I believe the case of libssp in GCC is not that easy.

Looking into this I found the snippet in gcc/libssp/gets-chk.c which I assume is what triggers the current warning or linker error:

char *__gets_chk (char *s, size_t slen)

char *ret, *buf;

if (slen >= (size_t) INT_MAX)
  return gets (s);

if (slen <= 8192)
  buf = alloca (slen + 1);
  buf = malloc (slen + 1);
if (buf == NULL)
  return gets (s);

ret = fgets (buf, (int) (slen + 1), stdin);
if (ret != NULL)
    size_t len = strlen (buf);
    if (len > 0 && buf[len - 1] == '\n')
    if (len == slen)
      __chk_fail ();
    memcpy (s, buf, len);
    s[len] = '\0';
    ret = s;

if (slen > 8192)
  free (buf);
return ret;


As you see, gets() is only used as a fall-back when memory allocation fails or would be too big.

I'll drop a note to the author(s), but don't see how to go about this (and in any case FreeBSD-specific patches are not what we should be going for if we can help it in any way. Been there, had to work with it, got the bruises.

emaste added a comment.Jul 4 2018, 4:37 PM

Just tried building lang/gcc7 on my gets-less dev system and see:

/usr/home/emaste/src/freebsd-ports/lang/gcc7/work/gcc-7.3.0/libssp/gets-chk.c: In function '__gets_chk':
/usr/home/emaste/src/freebsd-ports/lang/gcc7/work/gcc-7.3.0/libssp/gets-chk.c:67:12: warning: implicit declaration of function 'gets'; did you mean 'getw'? [-Wimplicit-function-declaration]
     return gets (s);
/usr/home/emaste/src/freebsd-ports/lang/gcc7/work/gcc-7.3.0/libssp/gets-chk.c:67:12: warning: return makes pointer from integer without a cast [-Wint-conversion]
     return gets (s);
/usr/home/emaste/src/freebsd-ports/lang/gcc7/work/gcc-7.3.0/libssp/gets-chk.c:74:12: warning: return makes pointer from integer without a cast [-Wint-conversion]
     return gets (s);

so the package will still build, but libssp will have an unresolveable reference to gets.

Probably the right solution is to add a configure test to check for the presence of gets() and include gets-chk.c in libssp only if it exists (and presumably making the compiler-side support conditional on it as well).

As a hacky workaround something like

#if defined(__FreeBSD__) && __FreeBSD__ >= 12
#define gets(s) abort();

The hacky workaround would have to be something like #define gets(s) abort(), NULL instead, but I am unable to verify the gets -> __gets_chk transformation works in the first place.

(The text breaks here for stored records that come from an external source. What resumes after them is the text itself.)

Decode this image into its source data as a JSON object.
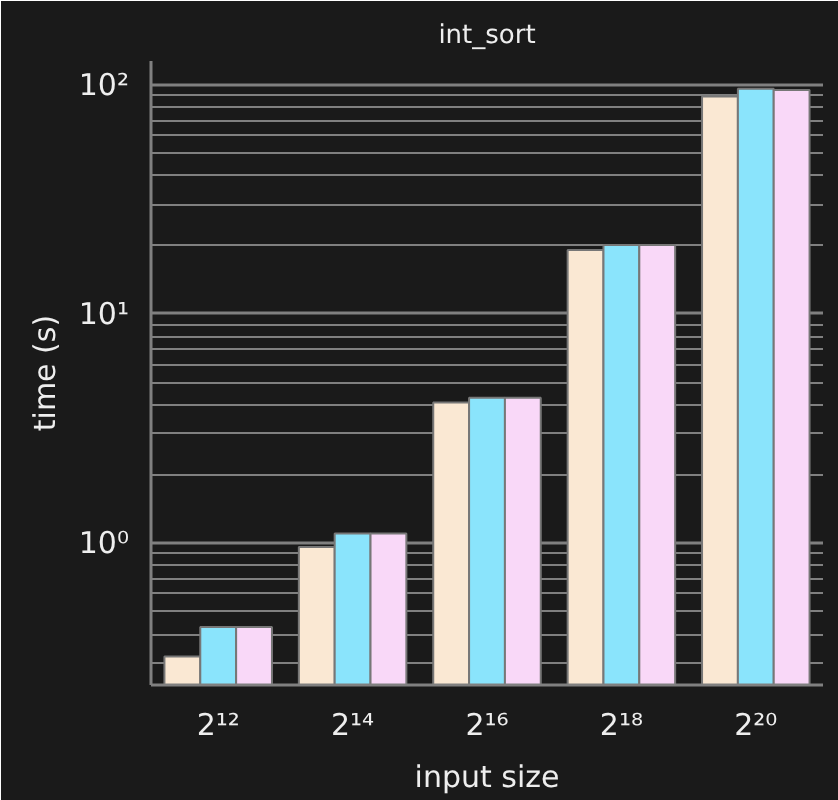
{
  "chart_data": {
    "type": "bar",
    "title": "int_sort",
    "xlabel": "input size",
    "ylabel": "time (s)",
    "categories": [
      "2¹²",
      "2¹⁴",
      "2¹⁶",
      "2¹⁸",
      "2²⁰"
    ],
    "series": [
      {
        "color": "#fae8d3",
        "values": [
          0.32,
          0.96,
          4.1,
          19,
          89
        ]
      },
      {
        "color": "#8ae4fc",
        "values": [
          0.43,
          1.1,
          4.3,
          20,
          96
        ]
      },
      {
        "color": "#f9d8f8",
        "values": [
          0.43,
          1.1,
          4.3,
          20,
          95
        ]
      }
    ],
    "log": "y",
    "ylim": [
      0.24,
      127
    ],
    "yticks": [
      {
        "value": 1,
        "label": "10⁰"
      },
      {
        "value": 10,
        "label": "10¹"
      },
      {
        "value": 100,
        "label": "10²"
      }
    ],
    "grid": "y"
  }
}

Maybe the GCC build does not enable this on FreeBSD?

gcc port patch implementing hacky workaround:

gerald added a comment.Aug 5 2018, 9:41 PM

gcc port patch implementing hacky workaround:

I've got an idea for a different approach that I'm testing right now and plan on
committing to lang/gcc7 (the default port of GCC in the Ports Collection) to
help unstall this change.

Also, I've reached out upstream (GCC) and ideally we can get this addressed
for GCC9 and backported to GCC 8:

Reply on mailing list thread:

If the system doesn't have gets, you will not need __gets_chk, either.

I suppose we need a configure test in gcc for the existence of gets and just avoid building the offending file altogether.

This revision was automatically updated to reflect the committed changes.